1930 Baute die Oelkers Werft für L&R als einzigen und letzten Nachzügler noch eine elfte Barkasse, die etwas länger und breiter war, und teilweise feste, geschlossene Aufbauten erhielt. Es war die Motorbarkasse „CLEMENTINE“. Für 116 Personen zugelassen hatte die „CLEMENTINE“ eine Länge von 16,16 m, und wurde zunächst von einem 2 Zylinder Dieselmotor mit 25 PS von Carl Jastram aus Hamburg-Bergedorf angetrieben.

Nach dem Verkauf an die Hamburger Hochbahn AG lief sie mit dem Namen „KAMERADSCHAFT“ bis zum Kriegsausbruch auf der Alster weiter.

In der Zeit nach dem Zweiten Weltkrieg diente die Barkasse den britischen Besatzungsbehörden als Patrouillenboot auf der Alster und erhielt dafür einen mausgrauen Anstrich. Nach der Rückgabe an Die HHA im Dezember 1949 erhielt sie den Namen „GOLDBEK“. Dieser Name wurde jedoch nach gut einem Jahr wieder geändert, weil im Januar 1951 ein Hochdecker-Neubau mit diesem Namen auf der Alster Eingeweiht wurde.

Die Barkasse erhielt nun einen 3 Zylinder Jastram Motor mit 75 PS, und trägt seit dem den Namen „COLLAU“. Sie bediente nun hauptsächlich die Fährverbindung quer über die Außenalster zwischen Harvestehude und Uhlenhorst.

1959 wurde die Barkasse auf der Neerlandica-Werft in Holland umfassend im Stil der holländischen Grachtenboote modernisiert und ein Jahr später als erstes Alsterschiff mit Anlegemagneten ausgestattet. Der amtlichen Schreibweise des Tarpenbek-Nebenflusses folgend,  wurde der Name in „KOLLAU“ geändert.

1980 Erhielt die Barkasse einen neuen 6 Zylinder DAF-Motor, der sicherlich in Sachen Bedienung Vereinfachung schaffte und durch Entfernung des Motorschachtes mehr Platz für Fahrgäste bot, jedoch aber eine recht laute Laufkultur mit sich brachte.

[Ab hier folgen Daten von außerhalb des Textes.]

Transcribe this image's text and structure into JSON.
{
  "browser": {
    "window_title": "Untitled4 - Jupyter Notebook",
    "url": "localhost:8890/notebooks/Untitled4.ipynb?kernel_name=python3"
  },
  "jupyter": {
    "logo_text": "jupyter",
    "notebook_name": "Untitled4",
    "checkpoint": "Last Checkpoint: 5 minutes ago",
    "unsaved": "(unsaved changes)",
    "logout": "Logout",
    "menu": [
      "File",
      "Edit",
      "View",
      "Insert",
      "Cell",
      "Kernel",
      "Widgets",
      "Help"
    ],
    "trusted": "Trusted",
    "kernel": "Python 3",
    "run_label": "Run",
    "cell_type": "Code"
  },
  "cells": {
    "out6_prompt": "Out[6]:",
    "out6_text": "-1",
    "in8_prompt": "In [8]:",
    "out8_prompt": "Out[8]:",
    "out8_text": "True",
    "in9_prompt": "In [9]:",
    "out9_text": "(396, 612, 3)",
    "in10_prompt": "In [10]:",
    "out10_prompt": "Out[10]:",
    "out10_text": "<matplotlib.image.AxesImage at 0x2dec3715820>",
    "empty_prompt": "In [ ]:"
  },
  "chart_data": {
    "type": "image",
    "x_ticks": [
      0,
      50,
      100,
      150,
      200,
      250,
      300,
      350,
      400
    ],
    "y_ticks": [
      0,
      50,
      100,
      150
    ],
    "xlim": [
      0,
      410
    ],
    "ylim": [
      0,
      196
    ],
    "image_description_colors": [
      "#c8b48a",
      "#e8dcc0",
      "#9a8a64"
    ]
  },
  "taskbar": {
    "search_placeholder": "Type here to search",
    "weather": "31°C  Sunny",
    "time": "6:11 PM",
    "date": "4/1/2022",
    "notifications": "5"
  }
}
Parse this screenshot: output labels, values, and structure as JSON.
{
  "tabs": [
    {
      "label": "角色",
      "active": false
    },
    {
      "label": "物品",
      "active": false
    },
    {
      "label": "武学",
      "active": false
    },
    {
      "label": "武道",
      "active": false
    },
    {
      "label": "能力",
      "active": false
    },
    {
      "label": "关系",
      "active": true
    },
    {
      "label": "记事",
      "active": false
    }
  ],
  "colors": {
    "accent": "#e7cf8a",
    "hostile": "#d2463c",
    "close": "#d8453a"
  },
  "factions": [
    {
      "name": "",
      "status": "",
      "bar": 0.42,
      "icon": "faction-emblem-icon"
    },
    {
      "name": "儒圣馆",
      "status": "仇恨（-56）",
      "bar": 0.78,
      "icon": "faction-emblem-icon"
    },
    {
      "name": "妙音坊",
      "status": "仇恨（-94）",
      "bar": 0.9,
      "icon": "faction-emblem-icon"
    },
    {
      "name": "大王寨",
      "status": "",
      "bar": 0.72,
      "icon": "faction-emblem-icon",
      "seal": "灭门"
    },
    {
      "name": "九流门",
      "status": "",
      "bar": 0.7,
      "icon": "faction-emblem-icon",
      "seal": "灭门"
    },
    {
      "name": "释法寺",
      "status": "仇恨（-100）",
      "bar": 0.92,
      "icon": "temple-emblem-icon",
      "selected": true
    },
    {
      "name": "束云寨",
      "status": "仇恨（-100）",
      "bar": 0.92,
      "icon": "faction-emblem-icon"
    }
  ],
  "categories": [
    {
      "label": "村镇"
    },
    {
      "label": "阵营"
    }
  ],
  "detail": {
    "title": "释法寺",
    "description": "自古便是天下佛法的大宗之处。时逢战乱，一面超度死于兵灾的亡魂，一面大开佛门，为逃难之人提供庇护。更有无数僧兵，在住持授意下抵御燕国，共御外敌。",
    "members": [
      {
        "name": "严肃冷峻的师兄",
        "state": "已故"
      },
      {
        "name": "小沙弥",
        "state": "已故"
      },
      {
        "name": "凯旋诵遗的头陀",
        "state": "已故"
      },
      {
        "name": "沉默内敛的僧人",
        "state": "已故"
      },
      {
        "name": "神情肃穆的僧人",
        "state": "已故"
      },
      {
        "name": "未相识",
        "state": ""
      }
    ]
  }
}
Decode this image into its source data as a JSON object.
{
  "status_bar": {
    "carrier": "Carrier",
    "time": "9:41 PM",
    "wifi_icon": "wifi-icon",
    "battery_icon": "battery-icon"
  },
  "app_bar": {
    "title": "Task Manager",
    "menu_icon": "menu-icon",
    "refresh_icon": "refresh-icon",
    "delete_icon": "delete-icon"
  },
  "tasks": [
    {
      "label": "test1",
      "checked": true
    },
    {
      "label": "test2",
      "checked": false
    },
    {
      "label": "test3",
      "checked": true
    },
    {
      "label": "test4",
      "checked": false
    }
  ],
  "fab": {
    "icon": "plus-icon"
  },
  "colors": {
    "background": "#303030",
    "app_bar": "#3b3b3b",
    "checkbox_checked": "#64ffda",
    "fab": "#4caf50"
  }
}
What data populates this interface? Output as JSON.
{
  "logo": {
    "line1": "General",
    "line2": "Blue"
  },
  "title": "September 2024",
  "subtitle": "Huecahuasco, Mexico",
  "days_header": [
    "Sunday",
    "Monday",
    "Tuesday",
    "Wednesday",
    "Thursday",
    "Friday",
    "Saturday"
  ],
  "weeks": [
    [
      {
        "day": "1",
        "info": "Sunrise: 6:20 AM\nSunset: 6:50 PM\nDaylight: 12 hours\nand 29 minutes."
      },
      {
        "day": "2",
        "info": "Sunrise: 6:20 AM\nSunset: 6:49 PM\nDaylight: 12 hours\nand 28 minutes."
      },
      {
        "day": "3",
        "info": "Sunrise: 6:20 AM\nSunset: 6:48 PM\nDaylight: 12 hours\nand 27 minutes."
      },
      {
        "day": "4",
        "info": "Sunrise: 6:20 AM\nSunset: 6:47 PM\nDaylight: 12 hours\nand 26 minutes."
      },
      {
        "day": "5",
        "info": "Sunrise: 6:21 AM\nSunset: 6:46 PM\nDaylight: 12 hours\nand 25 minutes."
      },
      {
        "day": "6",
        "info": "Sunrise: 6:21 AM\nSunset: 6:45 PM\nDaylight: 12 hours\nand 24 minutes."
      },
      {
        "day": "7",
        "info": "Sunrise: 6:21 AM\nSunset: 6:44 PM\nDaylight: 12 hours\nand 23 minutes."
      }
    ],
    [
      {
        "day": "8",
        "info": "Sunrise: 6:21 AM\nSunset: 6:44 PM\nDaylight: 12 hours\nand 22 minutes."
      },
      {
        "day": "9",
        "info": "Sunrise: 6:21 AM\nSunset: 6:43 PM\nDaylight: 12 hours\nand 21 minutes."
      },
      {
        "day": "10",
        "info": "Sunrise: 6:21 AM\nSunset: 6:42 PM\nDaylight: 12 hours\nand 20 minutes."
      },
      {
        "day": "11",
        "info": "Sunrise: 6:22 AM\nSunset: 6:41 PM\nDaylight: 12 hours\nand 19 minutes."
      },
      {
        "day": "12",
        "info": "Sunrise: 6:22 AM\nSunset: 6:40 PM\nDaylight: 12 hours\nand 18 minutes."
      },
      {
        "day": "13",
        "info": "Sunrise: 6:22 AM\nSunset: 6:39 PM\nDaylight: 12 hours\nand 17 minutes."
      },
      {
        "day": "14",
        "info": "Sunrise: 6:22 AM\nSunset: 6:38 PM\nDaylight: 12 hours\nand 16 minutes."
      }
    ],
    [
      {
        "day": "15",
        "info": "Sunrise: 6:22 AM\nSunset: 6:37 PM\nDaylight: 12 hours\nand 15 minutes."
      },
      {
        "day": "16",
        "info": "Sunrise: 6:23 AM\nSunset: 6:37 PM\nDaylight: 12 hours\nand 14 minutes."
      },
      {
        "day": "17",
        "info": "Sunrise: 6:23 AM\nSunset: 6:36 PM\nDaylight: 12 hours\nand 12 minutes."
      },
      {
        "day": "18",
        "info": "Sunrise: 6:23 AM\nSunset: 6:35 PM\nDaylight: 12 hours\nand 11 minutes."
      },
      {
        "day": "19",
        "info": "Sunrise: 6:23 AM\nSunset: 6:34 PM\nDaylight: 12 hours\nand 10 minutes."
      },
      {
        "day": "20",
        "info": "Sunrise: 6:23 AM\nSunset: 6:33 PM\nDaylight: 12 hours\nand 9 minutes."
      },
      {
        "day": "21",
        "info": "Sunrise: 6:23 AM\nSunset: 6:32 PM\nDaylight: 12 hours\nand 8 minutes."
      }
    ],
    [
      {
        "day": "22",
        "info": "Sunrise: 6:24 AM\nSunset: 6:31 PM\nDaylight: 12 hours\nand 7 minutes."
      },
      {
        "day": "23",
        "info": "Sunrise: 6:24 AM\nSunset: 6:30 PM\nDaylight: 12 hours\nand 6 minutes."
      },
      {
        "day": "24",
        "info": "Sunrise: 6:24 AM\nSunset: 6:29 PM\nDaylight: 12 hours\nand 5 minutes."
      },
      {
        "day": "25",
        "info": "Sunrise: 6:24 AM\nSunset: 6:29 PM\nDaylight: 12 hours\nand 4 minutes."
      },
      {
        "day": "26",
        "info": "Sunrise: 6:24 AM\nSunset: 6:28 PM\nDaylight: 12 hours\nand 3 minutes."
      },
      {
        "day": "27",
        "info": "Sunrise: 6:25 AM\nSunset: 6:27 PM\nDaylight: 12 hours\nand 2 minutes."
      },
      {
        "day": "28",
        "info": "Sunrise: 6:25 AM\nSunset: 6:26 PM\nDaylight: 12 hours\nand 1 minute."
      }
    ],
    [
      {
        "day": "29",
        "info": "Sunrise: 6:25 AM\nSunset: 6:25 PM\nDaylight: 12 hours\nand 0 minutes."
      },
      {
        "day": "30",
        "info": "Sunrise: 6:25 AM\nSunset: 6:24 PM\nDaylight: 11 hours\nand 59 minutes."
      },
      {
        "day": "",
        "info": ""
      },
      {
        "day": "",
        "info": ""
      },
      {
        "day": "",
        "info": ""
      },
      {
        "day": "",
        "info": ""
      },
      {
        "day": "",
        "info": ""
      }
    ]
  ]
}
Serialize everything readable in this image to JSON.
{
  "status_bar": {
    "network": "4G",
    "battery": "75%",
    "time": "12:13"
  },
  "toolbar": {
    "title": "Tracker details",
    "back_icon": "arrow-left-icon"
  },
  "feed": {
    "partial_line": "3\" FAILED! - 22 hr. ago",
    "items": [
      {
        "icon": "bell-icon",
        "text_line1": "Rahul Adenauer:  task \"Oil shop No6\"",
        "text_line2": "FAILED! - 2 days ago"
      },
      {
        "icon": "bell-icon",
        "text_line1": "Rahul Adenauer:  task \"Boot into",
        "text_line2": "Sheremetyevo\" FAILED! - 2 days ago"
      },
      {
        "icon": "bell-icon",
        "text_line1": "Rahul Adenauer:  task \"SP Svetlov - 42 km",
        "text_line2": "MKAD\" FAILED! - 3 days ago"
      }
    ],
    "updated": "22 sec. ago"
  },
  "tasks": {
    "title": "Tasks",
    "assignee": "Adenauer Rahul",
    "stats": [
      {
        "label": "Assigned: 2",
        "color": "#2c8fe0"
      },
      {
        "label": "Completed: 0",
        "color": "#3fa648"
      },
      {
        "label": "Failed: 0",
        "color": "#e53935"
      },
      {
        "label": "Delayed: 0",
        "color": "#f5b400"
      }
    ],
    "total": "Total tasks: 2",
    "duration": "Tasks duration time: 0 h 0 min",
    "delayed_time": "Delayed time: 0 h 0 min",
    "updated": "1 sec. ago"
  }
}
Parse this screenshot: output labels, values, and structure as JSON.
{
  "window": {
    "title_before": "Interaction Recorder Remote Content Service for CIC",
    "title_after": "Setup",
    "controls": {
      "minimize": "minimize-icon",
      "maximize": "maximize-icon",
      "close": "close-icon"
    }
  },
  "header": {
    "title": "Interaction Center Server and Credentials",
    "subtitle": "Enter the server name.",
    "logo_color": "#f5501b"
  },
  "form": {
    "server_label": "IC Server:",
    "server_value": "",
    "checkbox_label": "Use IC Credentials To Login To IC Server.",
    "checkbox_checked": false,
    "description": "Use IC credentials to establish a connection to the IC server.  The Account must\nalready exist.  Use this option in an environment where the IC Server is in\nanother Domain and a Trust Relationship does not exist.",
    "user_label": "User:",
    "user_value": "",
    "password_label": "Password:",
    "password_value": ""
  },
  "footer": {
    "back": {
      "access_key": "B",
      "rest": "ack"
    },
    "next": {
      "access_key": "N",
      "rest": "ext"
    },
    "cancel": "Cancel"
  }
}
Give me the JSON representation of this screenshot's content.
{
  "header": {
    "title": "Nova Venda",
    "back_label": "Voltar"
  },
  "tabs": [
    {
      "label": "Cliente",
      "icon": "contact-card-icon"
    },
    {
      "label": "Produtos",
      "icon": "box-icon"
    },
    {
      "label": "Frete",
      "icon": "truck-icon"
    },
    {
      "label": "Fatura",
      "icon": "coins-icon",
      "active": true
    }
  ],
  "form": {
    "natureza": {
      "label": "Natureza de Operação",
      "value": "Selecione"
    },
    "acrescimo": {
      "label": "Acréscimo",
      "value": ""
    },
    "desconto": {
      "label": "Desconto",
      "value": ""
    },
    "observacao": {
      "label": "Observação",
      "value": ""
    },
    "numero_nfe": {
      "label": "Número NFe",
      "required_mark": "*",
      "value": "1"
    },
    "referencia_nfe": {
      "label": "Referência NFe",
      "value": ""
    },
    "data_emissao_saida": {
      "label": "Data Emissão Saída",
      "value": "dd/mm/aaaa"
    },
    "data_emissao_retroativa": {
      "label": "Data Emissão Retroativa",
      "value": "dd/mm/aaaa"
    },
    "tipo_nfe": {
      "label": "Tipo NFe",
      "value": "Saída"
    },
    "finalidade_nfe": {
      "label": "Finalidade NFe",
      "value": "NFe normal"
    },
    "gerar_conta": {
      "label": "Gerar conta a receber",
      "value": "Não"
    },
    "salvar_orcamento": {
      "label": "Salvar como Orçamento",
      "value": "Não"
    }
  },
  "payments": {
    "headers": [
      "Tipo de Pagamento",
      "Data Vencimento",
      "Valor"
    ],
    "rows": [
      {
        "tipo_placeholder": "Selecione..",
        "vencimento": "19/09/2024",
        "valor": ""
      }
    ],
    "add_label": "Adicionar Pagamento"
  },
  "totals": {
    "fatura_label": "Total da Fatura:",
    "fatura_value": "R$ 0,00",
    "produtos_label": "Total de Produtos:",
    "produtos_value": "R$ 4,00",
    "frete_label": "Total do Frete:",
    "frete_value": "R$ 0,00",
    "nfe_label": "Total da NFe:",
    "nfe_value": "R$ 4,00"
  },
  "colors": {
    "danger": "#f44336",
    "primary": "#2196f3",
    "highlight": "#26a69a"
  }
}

Vielen Hamburgerinnen und Hamburgern dürfte die „KOLLAU“ durch ihren jahrzehntelangen Einsatz als Alsterfähre zwischen Harvestehude und Uhlenhorst noch in Erinnerung sein.

1991 wurde die Barkasse zum Abwracken verkauft. Doch die bereits abgetrennten Aufbauten wurden wieder aufgesetzt, und die „KOLLAU“ gelangte nach Henrichenburg, und wenige Jahre später in die Niederlande. Dort wechselte sie mehrfach den Eigner und erhielt nach und nach mehrere kleine Umbauten.
1996 umbenannt in „SIDDERAAL“, 1998 in „DE BOTALIER“, und 2005 nach Einbau eines gebrauchten 4 Zylinder Yanmar Dieselmotors in „PARIS HILTON“.

2016 erwarb der Verein Alsterdampfschiffahrt e.V. die Barkasse, und brachte aus eigener Kraft fahrend über Ijsselmeer und Kanälen nach Hamburg zurück. In Hamburg folgte neben der Anpassung der Farbgebung und einer neuen Zulassung die Umbenennung in ihren 1959 erhaltenen Namen „KOLLAU“.

In Kürze wird es auf einer Werft einige technische Anpassungen geben, die für den Betrieb auf der Alster Vorschrift sind. Auch eine endgültige Rückgestaltung der Farbgebung der 60’er Jahre ist in Arbeit.

Der Verein Alsterdampfschiffahrt e.V. strebt damit die Ankunft der „KOLLAU“ als fahrendes Museumsschiff auf ihrem ursprünglichen Heimatgewässer an.